In addition to writing a good job description and looking at different recruiting avenues, any small business also has to think about its image while seeking new staff. Many business owners see the number of resumes they get in response to job postings as a sure sign their company is a desirable one to work for. But the business environment is constantly changing, and as a small business owner one of the best ways to ensure your own success is to continuously recruit the top people in your field. In order to do this, you must be prepared to sell your brand to potential recruits.
Just as bad buzz can harm your recruitment chances, a positive image can act in your favour. Positive feedback, like negative feedback, can come from different sources, such as previous employees, clients and even your competition.
For new recruits who may not be familiar with your company, it also comes from the image your company projects in the marketplace through your marketing plan and overall market presence. Your social media presence, your participation in trade organizations or chambers of commerce, and your reputation are all ways your company is present in the larger business environment.
Potential candidates will research your company based on these factors when deciding where they want to work.
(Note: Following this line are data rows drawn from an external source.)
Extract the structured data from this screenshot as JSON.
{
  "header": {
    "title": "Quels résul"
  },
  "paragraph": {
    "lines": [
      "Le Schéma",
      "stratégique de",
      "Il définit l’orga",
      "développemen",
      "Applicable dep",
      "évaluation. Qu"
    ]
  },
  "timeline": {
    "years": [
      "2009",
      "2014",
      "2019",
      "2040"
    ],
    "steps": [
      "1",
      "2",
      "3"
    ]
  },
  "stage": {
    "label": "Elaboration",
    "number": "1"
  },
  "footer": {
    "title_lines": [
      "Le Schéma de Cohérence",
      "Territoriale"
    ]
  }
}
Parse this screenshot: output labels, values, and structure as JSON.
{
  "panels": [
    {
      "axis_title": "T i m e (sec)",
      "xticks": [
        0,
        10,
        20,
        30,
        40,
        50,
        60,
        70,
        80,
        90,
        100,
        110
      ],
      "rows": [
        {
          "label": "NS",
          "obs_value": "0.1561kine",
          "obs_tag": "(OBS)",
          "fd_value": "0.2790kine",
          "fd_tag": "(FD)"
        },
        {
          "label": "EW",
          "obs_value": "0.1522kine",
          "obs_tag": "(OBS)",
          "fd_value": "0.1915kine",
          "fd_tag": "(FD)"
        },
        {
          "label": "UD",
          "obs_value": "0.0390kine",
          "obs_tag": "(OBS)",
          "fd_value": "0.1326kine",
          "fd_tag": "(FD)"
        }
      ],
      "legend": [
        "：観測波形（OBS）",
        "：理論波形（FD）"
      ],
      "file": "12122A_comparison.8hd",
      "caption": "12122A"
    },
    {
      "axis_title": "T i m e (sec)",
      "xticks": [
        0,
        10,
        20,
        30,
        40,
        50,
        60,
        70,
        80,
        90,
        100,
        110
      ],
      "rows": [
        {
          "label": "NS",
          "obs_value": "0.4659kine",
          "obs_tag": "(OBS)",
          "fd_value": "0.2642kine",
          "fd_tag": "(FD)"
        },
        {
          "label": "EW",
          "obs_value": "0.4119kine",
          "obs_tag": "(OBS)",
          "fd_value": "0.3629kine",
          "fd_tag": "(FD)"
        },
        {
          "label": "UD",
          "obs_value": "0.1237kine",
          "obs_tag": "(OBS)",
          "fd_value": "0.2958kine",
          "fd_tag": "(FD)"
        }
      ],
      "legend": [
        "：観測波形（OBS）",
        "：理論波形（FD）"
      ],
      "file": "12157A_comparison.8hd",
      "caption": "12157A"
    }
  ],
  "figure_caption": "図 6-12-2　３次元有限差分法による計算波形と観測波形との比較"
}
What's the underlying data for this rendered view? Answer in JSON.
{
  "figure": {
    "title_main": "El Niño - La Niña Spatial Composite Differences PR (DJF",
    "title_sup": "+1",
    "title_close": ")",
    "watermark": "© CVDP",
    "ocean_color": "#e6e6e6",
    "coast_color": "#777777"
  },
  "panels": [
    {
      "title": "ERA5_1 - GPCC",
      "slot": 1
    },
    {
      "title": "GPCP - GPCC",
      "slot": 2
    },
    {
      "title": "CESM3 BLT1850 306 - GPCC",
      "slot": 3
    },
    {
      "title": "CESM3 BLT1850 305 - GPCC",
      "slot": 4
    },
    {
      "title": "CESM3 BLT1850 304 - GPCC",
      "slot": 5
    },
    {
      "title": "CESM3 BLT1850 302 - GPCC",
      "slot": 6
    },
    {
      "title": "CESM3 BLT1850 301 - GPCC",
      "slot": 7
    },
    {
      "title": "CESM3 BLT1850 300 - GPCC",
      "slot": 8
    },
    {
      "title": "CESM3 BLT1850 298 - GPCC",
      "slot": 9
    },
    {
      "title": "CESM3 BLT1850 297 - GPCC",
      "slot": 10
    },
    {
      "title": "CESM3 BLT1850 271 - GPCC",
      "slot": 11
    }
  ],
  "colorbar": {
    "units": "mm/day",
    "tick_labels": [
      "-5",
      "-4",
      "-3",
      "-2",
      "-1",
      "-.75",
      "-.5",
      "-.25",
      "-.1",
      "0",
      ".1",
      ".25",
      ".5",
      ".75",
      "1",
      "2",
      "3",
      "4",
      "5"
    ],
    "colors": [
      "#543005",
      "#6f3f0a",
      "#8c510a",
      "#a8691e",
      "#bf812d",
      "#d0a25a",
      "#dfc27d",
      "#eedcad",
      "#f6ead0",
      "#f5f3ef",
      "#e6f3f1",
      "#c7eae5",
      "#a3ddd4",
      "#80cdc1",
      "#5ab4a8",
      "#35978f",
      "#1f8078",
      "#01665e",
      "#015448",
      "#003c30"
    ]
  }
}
Hiring the most desirable staff can be a lot like competing for customers.
Before writing a job posting consider the following points:
- What are the advantages of working for your company?
- Why does your company have to offer potential employees that is unique in your market?
- What tangible benefits are offered (ie. health plan, flexible work hours, bonuses, etc.)?
Once you have factored these aspects into your job description and determined the best places to post the listing (as previously discussed, a mixture of social media and traditional avenues), it will be time to short-list and interview candidates.
You should also be highlighting the advantage of working for your company during the interview process and stress the advantages of working for a small company versus a large company.
- Small businesses often provide the chance for employees to do a greater variety of roles and gain more experience than in larger companies.
- When working for a small business, employees tend to have more influence on the overall direction of the business.
If you position your business as a leader in the field during the recruitment process – and have the reputation to back it up – top potential employees will be more likely to want to work for you.